Smartphones aren’t LG’s sole business. The company is a major manufacturer of home appliances and home entertainment products such as OLED TVs. And it holds a significant share of the market in countries like the US and India. Despite this, LG believes smartphones are an important element in developing a larger product range that also includes smart home systems and artificial intelligence-based electronics for the automotive sector. Smartphones are also a crucial test bed for cutting-edge consumer technology and underpin its artificial intelligence offerings.
In 2018, LG introduced its smart home system ThinQ, which connects and controls its home appliances. It expects its ThinQ artificial intelligence platform to play a decisive role in the future of the company. However, we’re less sure of this, given the highly competitive environment and rivals such as Amazon and Google becoming crucial control points for connected consumer electronics devices. That said, LG, like most other companies in this arena, has integrated technology from Amazon and Google to cast a wider net over customers. The danger is that LG merely dilutes its own artificial intelligence efforts with this approach.
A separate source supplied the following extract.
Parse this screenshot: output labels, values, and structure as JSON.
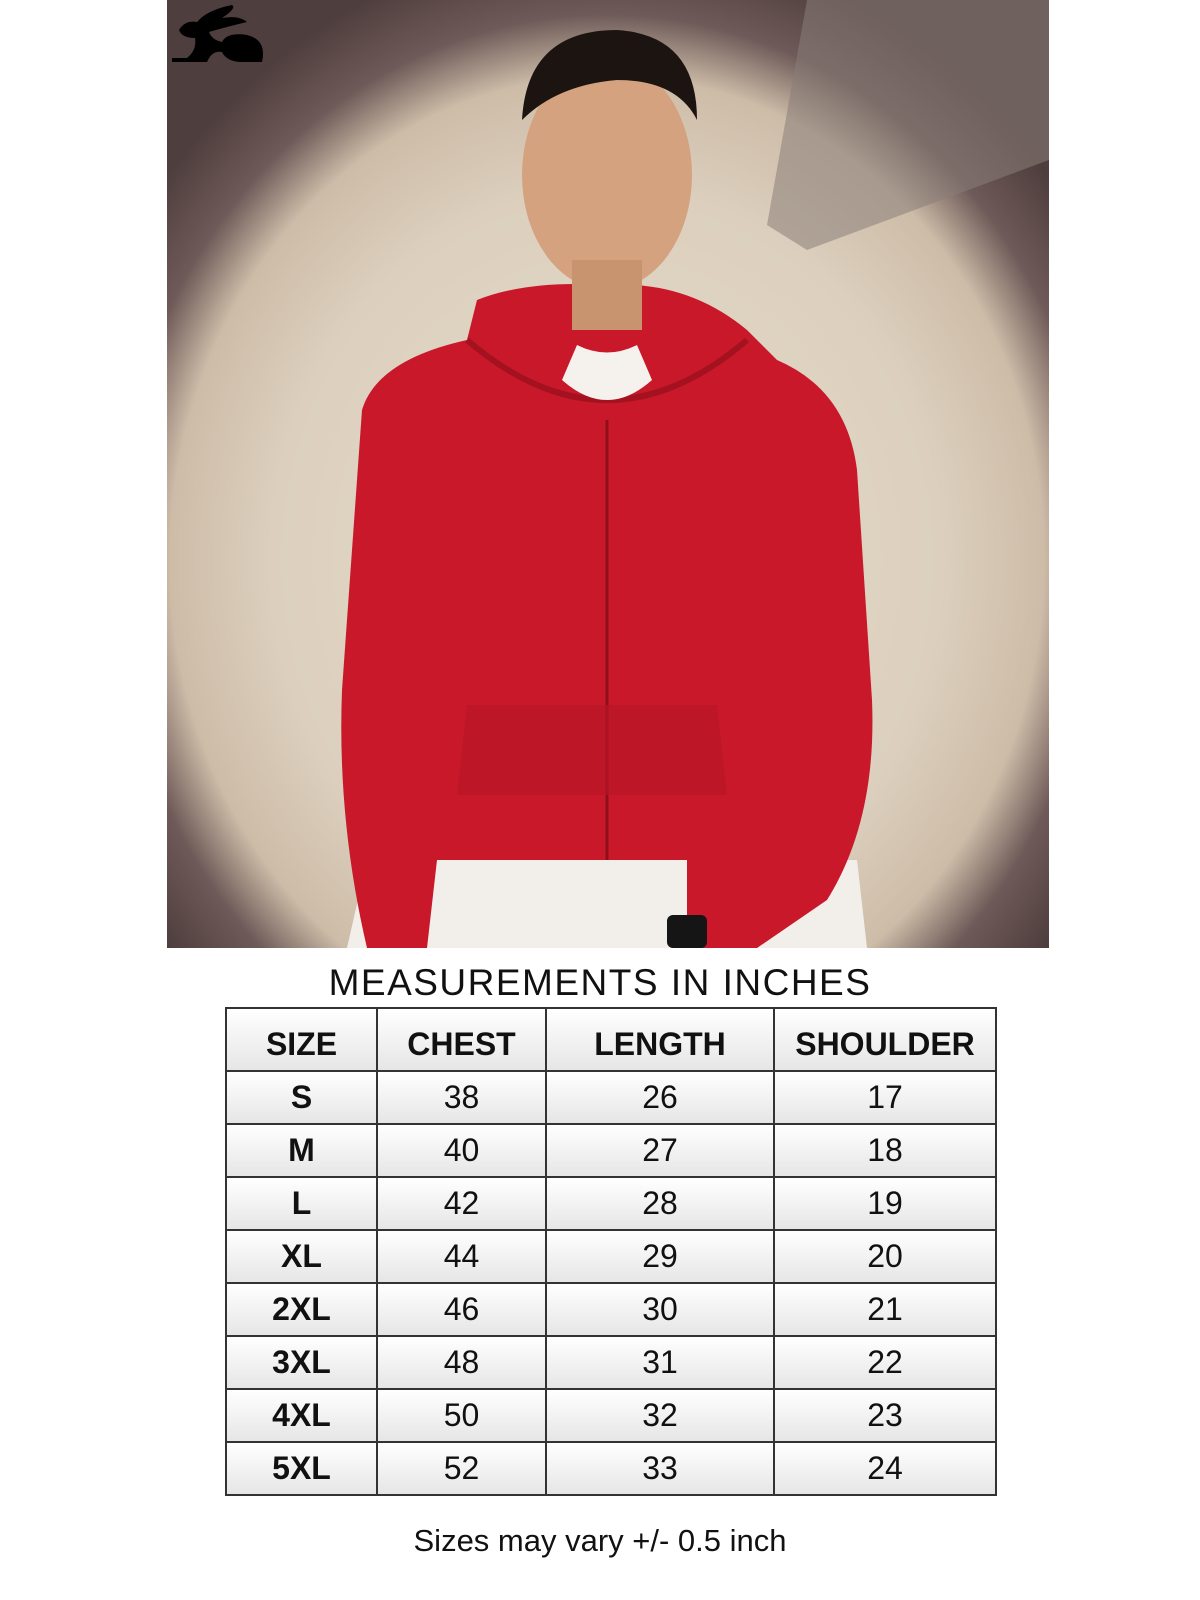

In its outlook for 2019, LG pinned much of its recovery on sales of 5G devices in several important markets. It pointed specifically to 5G networks being built out by mobile operators in South Korea and the US. LG also alluded to a “new form factor” as a way to grab market share in 2019. It’s highly likely this will be a folding smartphone with a flexible display — a technology that LG has been pioneering for many years. However, LG isn’t alone in innovating in this area: Samsung, Xiaomi and others are also expected to deliver folding smartphones in the coming months, making it as hard as ever for LG to make an impact. There’s no doubt the company has a respected brand and the talents to develop impressive new devices, but unfortunately, that doesn’t always translate to sales.
Another glimmer of hope for LG is in the important US market, where LG has a long history of supplying handsets. It will be able to take advantage of Huawei’s misfortune by selling 5G smartphones to customers who may have had their heads turned by the highly successful Chinese rival currently banned from selling phones there. Nonetheless, dependence on the failure of rivals, particularly when this comes from geopolitical tensions, isn’t a formula for long-term success.
We worry there’s a feel of desperation to LG’s outlook. The roll-out of 5G services will definitely boost smartphone sales, but take-up of new networks can happen at an unpredictable pace. Furthermore, LG will face many of the same rivals in a 5G world, all of which are also determined to use the new technology to lift sales in very challenging market conditions.